The Juliet is my favorite tomato cultivar. I know heirloom tomatoes are all the rage these days. They are beautiful and succulent, delicious sliced and sprinkled with just a little salt. I do grow a few large slicing tomatoes, as well as tomatoes for pizza sauce, such as Viva Italia (last year) and Amish Paste (this year). But the little Juliet is dependable, tasty, and prolific; in sum, a sure bet.

These elongated cherry-style tomatoes have performed for me in good soil and bad; in poor weather and great weather. I planted some the summer after we moved into this house, before I’d had a chance to start improving the soil, and was rewarded with dozens of tasty fruits. This summer has been unseasonably cool, and the Juliets are the only cultivars (so far) on which fruit has ripened (partly, or maybe mostly, because they are smaller tomatoes.)

Tomatoes need nighttime temperatures of above 60 degrees F for fruit set, and we have had many nights this summer when the low hovered at or just below that temperature. I consider myself lucky to have as many fruits on all my tomato cultivars as I do. But the Juliets are really loaded with tomatoes, most of them full-size and ready to ripen.

Juliets are less sweet than grape tomatoes, and have a better flavor than the traditional cherry tomato. They will complement a salsa or stand up to a pasta sauce. They’re also ideal for drying, with thick walls and little pulp. Apparently, you just slice them in half, push out the pulp, turn inside out, and place in the dryer, skin side down.

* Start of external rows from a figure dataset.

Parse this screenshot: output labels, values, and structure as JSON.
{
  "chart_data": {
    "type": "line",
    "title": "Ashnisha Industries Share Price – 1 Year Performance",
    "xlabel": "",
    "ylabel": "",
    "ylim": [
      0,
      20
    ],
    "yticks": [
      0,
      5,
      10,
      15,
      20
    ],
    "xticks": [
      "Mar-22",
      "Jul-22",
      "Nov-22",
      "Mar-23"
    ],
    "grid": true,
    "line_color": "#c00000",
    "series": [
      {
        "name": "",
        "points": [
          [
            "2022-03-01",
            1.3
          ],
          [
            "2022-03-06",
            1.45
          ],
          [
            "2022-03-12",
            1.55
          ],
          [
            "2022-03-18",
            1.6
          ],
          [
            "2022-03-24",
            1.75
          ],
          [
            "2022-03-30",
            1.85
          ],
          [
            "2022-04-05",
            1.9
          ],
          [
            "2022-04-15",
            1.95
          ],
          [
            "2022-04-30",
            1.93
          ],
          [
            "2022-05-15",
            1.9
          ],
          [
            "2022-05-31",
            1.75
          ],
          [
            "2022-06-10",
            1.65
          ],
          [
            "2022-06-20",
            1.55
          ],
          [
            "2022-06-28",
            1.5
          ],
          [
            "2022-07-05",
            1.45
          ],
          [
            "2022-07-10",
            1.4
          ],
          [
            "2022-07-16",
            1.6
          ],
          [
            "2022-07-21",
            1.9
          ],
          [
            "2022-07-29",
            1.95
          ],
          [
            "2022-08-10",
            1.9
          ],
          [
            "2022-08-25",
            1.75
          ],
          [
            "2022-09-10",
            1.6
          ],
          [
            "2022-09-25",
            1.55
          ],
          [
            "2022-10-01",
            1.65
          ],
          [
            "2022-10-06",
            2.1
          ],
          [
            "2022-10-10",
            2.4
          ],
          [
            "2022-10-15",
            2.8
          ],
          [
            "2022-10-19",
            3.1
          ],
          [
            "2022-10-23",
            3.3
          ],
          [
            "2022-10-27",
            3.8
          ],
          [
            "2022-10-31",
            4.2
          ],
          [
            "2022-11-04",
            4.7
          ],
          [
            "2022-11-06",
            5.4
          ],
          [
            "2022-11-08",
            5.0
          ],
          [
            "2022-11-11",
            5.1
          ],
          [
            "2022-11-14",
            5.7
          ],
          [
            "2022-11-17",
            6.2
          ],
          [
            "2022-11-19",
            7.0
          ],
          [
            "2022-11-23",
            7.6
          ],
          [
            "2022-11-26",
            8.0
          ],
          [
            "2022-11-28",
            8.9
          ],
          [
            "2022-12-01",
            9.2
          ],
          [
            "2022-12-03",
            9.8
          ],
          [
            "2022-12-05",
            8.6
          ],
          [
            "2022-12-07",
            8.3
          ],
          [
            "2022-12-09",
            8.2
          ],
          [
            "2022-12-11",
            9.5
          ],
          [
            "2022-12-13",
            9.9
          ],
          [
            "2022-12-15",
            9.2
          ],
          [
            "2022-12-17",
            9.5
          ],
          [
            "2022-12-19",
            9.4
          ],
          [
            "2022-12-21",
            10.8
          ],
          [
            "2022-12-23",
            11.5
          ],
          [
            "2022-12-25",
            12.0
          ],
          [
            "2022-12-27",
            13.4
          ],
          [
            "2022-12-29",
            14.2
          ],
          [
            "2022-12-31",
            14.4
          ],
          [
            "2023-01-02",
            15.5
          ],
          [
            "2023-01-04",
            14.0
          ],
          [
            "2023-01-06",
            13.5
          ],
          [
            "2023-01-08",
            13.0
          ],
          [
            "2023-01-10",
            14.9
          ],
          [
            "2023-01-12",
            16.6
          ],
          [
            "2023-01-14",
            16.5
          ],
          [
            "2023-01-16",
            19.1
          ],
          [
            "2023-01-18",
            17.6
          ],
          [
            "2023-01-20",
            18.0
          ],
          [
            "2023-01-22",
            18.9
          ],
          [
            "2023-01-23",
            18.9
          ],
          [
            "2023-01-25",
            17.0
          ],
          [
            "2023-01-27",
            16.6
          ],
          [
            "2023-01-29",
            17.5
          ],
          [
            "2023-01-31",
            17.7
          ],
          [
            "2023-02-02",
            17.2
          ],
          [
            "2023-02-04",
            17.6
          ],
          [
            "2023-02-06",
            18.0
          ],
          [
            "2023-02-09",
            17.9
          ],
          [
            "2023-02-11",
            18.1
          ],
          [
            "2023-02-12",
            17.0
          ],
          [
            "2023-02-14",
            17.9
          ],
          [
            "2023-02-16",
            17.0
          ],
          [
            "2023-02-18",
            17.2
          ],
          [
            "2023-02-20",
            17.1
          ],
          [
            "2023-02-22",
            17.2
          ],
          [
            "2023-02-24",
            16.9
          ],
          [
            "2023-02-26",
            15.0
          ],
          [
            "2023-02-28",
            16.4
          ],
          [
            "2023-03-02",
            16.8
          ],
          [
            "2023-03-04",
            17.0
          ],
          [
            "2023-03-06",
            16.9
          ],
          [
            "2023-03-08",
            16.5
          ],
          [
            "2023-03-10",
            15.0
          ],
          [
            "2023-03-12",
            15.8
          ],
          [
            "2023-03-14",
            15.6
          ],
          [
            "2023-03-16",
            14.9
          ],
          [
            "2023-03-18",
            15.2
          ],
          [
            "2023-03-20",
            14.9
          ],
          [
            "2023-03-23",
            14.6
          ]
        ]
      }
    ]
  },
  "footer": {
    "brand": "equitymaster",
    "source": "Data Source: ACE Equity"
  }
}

The University of Wisconsin extension advises against solar food drying because the weather here is humid. However, Minnesota homesteaders Larisa Walk and her husband Bob Dahse have designed a solar food dryer that works in our climate. Instructions for building one are in Walk’s booklet A Pantry Full of Sunshine, which you can purchase through
their website.

Sue Robishaw, another upper Midwestern homesteader,
has built the dryer and reports that:

[It] works by convection, drawing air in at the bottom which flows across the trays of food and exits out the top taking moisture with it. And it works in the humid Midwest because there isn’t much space in the dryer for that moist air to hang around in – it quickly moves out.
I plan to build the dryer this winter and try it out next year. If you’ve ever canned tomatoes, you know what a job it is – blanching, peeling, packing hot jars – made more miserable because you’re usually slaving over a hot stove during the hottest time of year. If the tomato drying works out, I may never can another tomato, except as pizza or pasta sauce. The thought of escaping a sweltering kitchen for the chaise lounge in the shade with a good book while the sun dries my tomatoes is very appealing. And I’m told sun-dried tomato-based pasta sauces in winter are delicious.

The only complication with Juliets is that they are hybrids, meaning that saved seeds will not breed true. A major reason heirloom vegetables are so popular now is because the seeds can be saved. So, how will I minimize purchased inputs and do an end run around corporate seed producers? By taking cuttings from this year’s plants.

I’ve done this successfully with annuals like geraniums and coleus. Tomatoes are perennials in warm climates and easily grow adventitious roots along any section of stem that is beneath the soil line. They’ll probably get a bit spindly over the winter, and certainly won’t produce fruit, but in early spring I’ll take cuttings from new growth on these little seedlings and put them under grow lights with other seeds I’m starting. By the time it’s warm enough to plant them out, they should be sturdy plants.